We can increase pleasure found in the 'raw feels' through savoring and mindfulness Click To Tweet

The upshot is do less chasing of ‘raw feels’ – orgasm, comfort, thrills – and more pursuing of gratifications.

The pleasures are delights that have clear sensory and strong emotional components. They involve little, if any, thinking. The gratifications are activities we very much like doing but they are not necessarily accompanies by any raw feelings at all. Rather the gratifications engage us fully, we become immersed and absorbed in them and we lose self consciousness. Enjoying a great conversation, rock climbing, reading a good book, dancing, and making a slam dunk are all examples of activities in which time stops for us. The gratifications last longer than the pleasures, they involve quite a lot of thinking and interpretation, they do not habituate easily, and they are under-girded by our strengths and virtues.

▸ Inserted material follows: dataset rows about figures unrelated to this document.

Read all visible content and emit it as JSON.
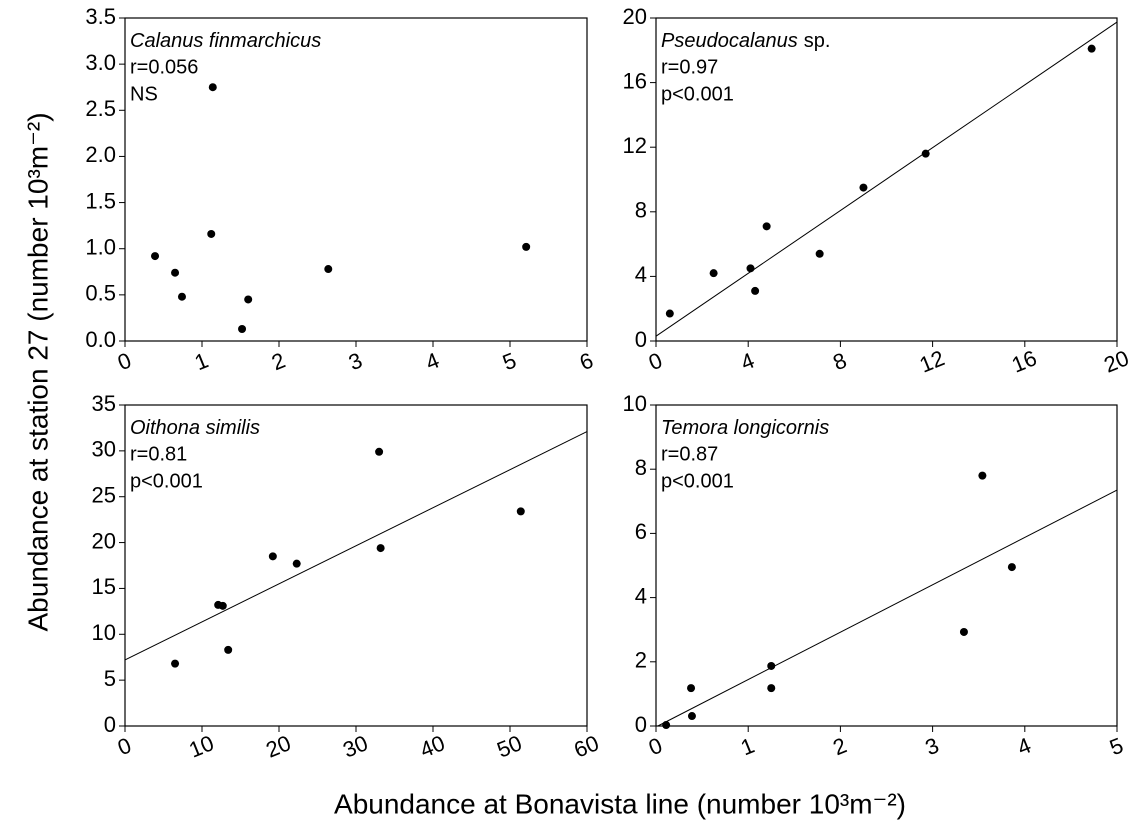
{
  "y_label": "Abundance at station 27 (number 10³m⁻²)",
  "x_label": "Abundance at Bonavista line (number 10³m⁻²)",
  "chart_data": [
    {
      "type": "scatter",
      "species": "Calanus finmarchicus",
      "stats": [
        "r=0.056",
        "NS"
      ],
      "color": "#000000",
      "x": [
        0.39,
        0.65,
        0.74,
        1.12,
        1.14,
        1.6,
        1.52,
        2.64,
        5.21
      ],
      "y": [
        0.92,
        0.74,
        0.48,
        1.16,
        2.75,
        0.45,
        0.13,
        0.78,
        1.02
      ],
      "xlim": [
        0,
        6
      ],
      "xticks": [
        0,
        1,
        2,
        3,
        4,
        5,
        6
      ],
      "ylim": [
        0,
        3.5
      ],
      "yticks": [
        {
          "value": 0,
          "label": "0.0"
        },
        0.5,
        {
          "value": 1,
          "label": "1.0"
        },
        1.5,
        {
          "value": 2,
          "label": "2.0"
        },
        2.5,
        {
          "value": 3,
          "label": "3.0"
        },
        3.5
      ]
    },
    {
      "type": "scatter",
      "species": "Pseudocalanus",
      "species_suffix": "sp.",
      "stats": [
        "r=0.97",
        "p<0.001"
      ],
      "color": "#000000",
      "x": [
        0.6,
        2.5,
        4.1,
        4.3,
        4.8,
        7.1,
        9.0,
        11.7,
        18.9
      ],
      "y": [
        1.7,
        4.2,
        4.5,
        3.1,
        7.1,
        5.4,
        9.5,
        11.6,
        18.1
      ],
      "line_x": [
        0,
        20
      ],
      "line_y": [
        0.3,
        19.75
      ],
      "xlim": [
        0,
        20
      ],
      "xticks": [
        0,
        4,
        8,
        12,
        16,
        20
      ],
      "ylim": [
        0,
        20
      ],
      "yticks": [
        0,
        4,
        8,
        12,
        16,
        20
      ]
    },
    {
      "type": "scatter",
      "species": "Oithona similis",
      "stats": [
        "r=0.81",
        "p<0.001"
      ],
      "color": "#000000",
      "x": [
        6.5,
        12.1,
        12.7,
        13.4,
        19.2,
        22.3,
        33.0,
        33.2,
        51.4
      ],
      "y": [
        6.8,
        13.2,
        13.1,
        8.3,
        18.5,
        17.7,
        29.9,
        19.4,
        23.4
      ],
      "line_x": [
        0,
        60
      ],
      "line_y": [
        7.2,
        32.1
      ],
      "xlim": [
        0,
        60
      ],
      "xticks": [
        0,
        10,
        20,
        30,
        40,
        50,
        60
      ],
      "ylim": [
        0,
        35
      ],
      "yticks": [
        0,
        5,
        10,
        15,
        20,
        25,
        30,
        35
      ]
    },
    {
      "type": "scatter",
      "species": "Temora longicornis",
      "stats": [
        "r=0.87",
        "p<0.001"
      ],
      "color": "#000000",
      "x": [
        0.11,
        0.38,
        0.39,
        1.25,
        1.25,
        3.34,
        3.54,
        3.86
      ],
      "y": [
        0.03,
        1.18,
        0.31,
        1.87,
        1.18,
        2.93,
        7.8,
        4.95
      ],
      "line_x": [
        0.02,
        5
      ],
      "line_y": [
        0,
        7.35
      ],
      "xlim": [
        0,
        5
      ],
      "xticks": [
        0,
        1,
        2,
        3,
        4,
        5
      ],
      "ylim": [
        0,
        10
      ],
      "yticks": [
        0,
        2,
        4,
        6,
        8,
        10
      ]
    }
  ]
}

When we engage in pleasures, we are perhaps just consuming. They are not investments; nothing is accumulated. 

Before you get all upset: Seligman isn’t saying we shouldn’t pursue raw pleasures! He is just saying that despite the reliable delight they bring, we’d be fools to build our lives around them. They fade rapidly once the stimulus disappears, and we become accustomed to them very quickly, meaning we require bigger and bigger doses for the same boost (this depressing phenomenon is called habituation).

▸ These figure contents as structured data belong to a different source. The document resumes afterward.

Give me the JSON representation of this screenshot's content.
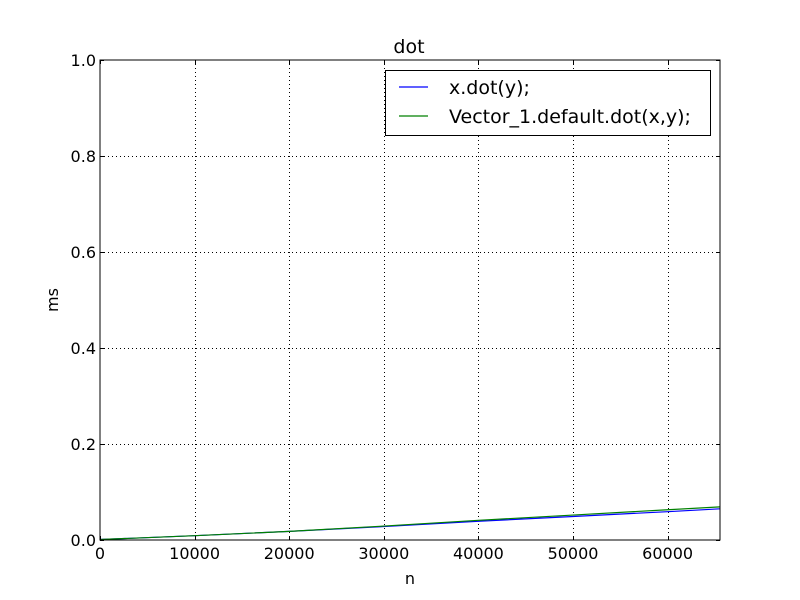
{
  "chart_data": {
    "type": "line",
    "title": "dot",
    "xlabel": "n",
    "ylabel": "ms",
    "xlim": [
      0,
      65536
    ],
    "ylim": [
      0,
      1.0
    ],
    "xticks": [
      0,
      10000,
      20000,
      30000,
      40000,
      50000,
      60000
    ],
    "xtick_labels": [
      "0",
      "10000",
      "20000",
      "30000",
      "40000",
      "50000",
      "60000"
    ],
    "yticks": [
      0.0,
      0.2,
      0.4,
      0.6,
      0.8,
      1.0
    ],
    "ytick_labels": [
      "0.0",
      "0.2",
      "0.4",
      "0.6",
      "0.8",
      "1.0"
    ],
    "grid": true,
    "legend_position": "top-right",
    "series": [
      {
        "name": "x.dot(y);",
        "color": "#0000ff",
        "x": [
          0,
          10000,
          20000,
          30000,
          40000,
          50000,
          60000,
          65536
        ],
        "y": [
          0.001,
          0.009,
          0.018,
          0.028,
          0.039,
          0.049,
          0.059,
          0.065
        ]
      },
      {
        "name": "Vector_1.default.dot(x,y);",
        "color": "#008000",
        "x": [
          0,
          10000,
          20000,
          30000,
          40000,
          50000,
          60000,
          65536
        ],
        "y": [
          0.001,
          0.009,
          0.018,
          0.029,
          0.041,
          0.052,
          0.063,
          0.069
        ]
      }
    ]
  }
}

squeezing out the pleasant 


That said, Seligman helpfully suggests practices for improving the momentary happinesses too: 

  • optimally spacing pleasures to counter the force that is habituation.
  • savoring – through sharing with others; memory building; self congratulating; sharpening perceptions; and getting immersed in the experience. 
  • mindfulness. 

It is through these practices that a pleasant life is found. 

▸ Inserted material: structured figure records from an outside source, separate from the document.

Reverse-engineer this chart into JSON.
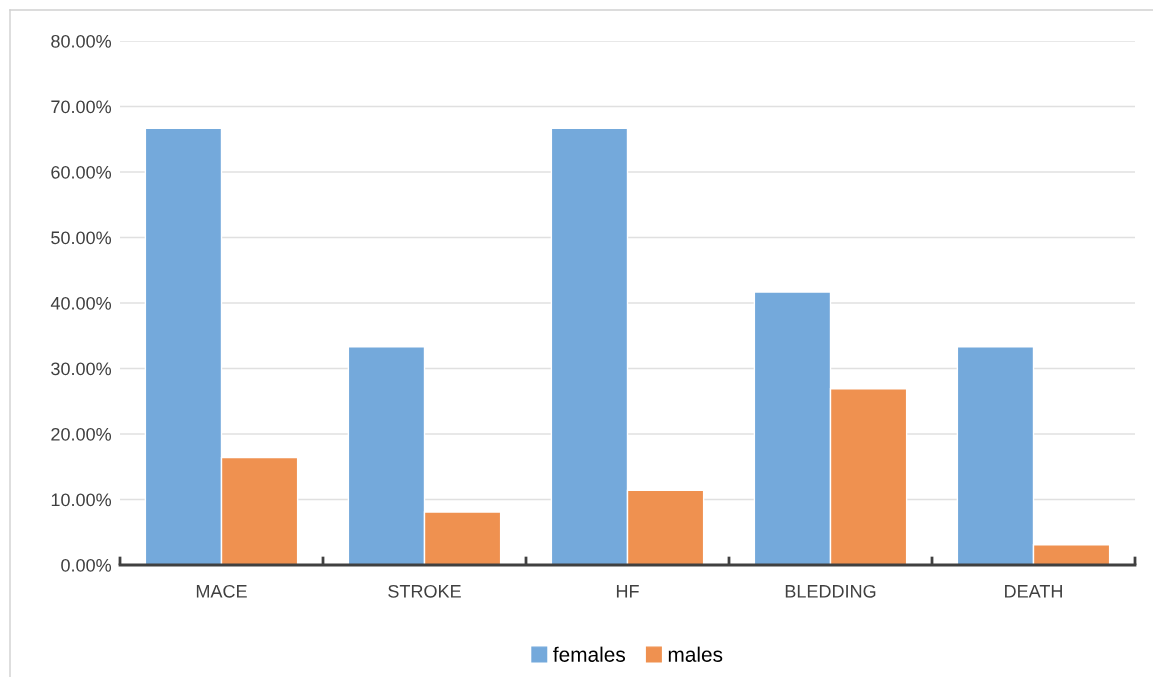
{
  "chart_data": {
    "type": "bar",
    "categories": [
      "MACE",
      "STROKE",
      "HF",
      "BLEDDING",
      "DEATH"
    ],
    "series": [
      {
        "name": "females",
        "color": "#74a9db",
        "values": [
          66.67,
          33.33,
          66.67,
          41.67,
          33.33
        ]
      },
      {
        "name": "males",
        "color": "#ef9150",
        "values": [
          16.4,
          8.1,
          11.4,
          26.9,
          3.1
        ]
      }
    ],
    "ylim": [
      0,
      80
    ],
    "yticks": [
      {
        "value": 0,
        "label": "0.00%"
      },
      {
        "value": 10,
        "label": "10.00%"
      },
      {
        "value": 20,
        "label": "20.00%"
      },
      {
        "value": 30,
        "label": "30.00%"
      },
      {
        "value": 40,
        "label": "40.00%"
      },
      {
        "value": 50,
        "label": "50.00%"
      },
      {
        "value": 60,
        "label": "60.00%"
      },
      {
        "value": 70,
        "label": "70.00%"
      },
      {
        "value": 80,
        "label": "80.00%"
      }
    ],
    "grid": "y",
    "legend": "bottom"
  }
}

Okay – what about a good life?

Increasing gratification through exercising signature strengths


The key practice for uncovering more gratuitous pastimes is knowing what your strengths are. So self-awareness comes in handy again. 

Pursuing gratifications begins with an honest assessment of your signature strengths. Before you freak out telling yourself you don’t have any, Seligman identifies 24 strengths – and you definitely, categorically have some. Again, I refer you to the Penn test center (it’s the link to the VIA Survey of Character Strengths).

We all have top strengths, and of those, a few signature strengths Click To Tweet

You will identify your top five strengths. Seligman believes that some of these will feel authentic to you, but one or two may not be the real you. He says that we each have several signature strengths that meet the additional criteria of generating a sense of ownership and authenticity when we display them, as well as excitement and a rapid learning curve when we first practice the strength. Here are the other characteristics he identifies:

  • a yearning to use the strength.
  • continuous learning of new ways to use it.
  • a feeling of inevitability in using the strength.
  • using it invigorates rather than tires you.
  • you create and pursuit personal projects built around its exercise.

After that, Seligman’s advice is simple:

Herein is my formulation for the good life: Using your signature strengths every day in the main realms of your life to bring abundant gratification and authentic happiness. Figure out how to use them in your life. 

Authentic Happiness ends with some advice on using those strengths in the mansions of your life. 

Summary – a strategy for lasting happiness


To build lasting and authentic happiness, the positive psychology way:

  1. Rewrite the past through gratitude and forgiveness. 
  2. Generate positive emotions about the future through learned optimism. 
  3. Increase present moment happiness by savoring pleasant experiences and pursuing gratification through the exercise of your strengths in your personal and working life.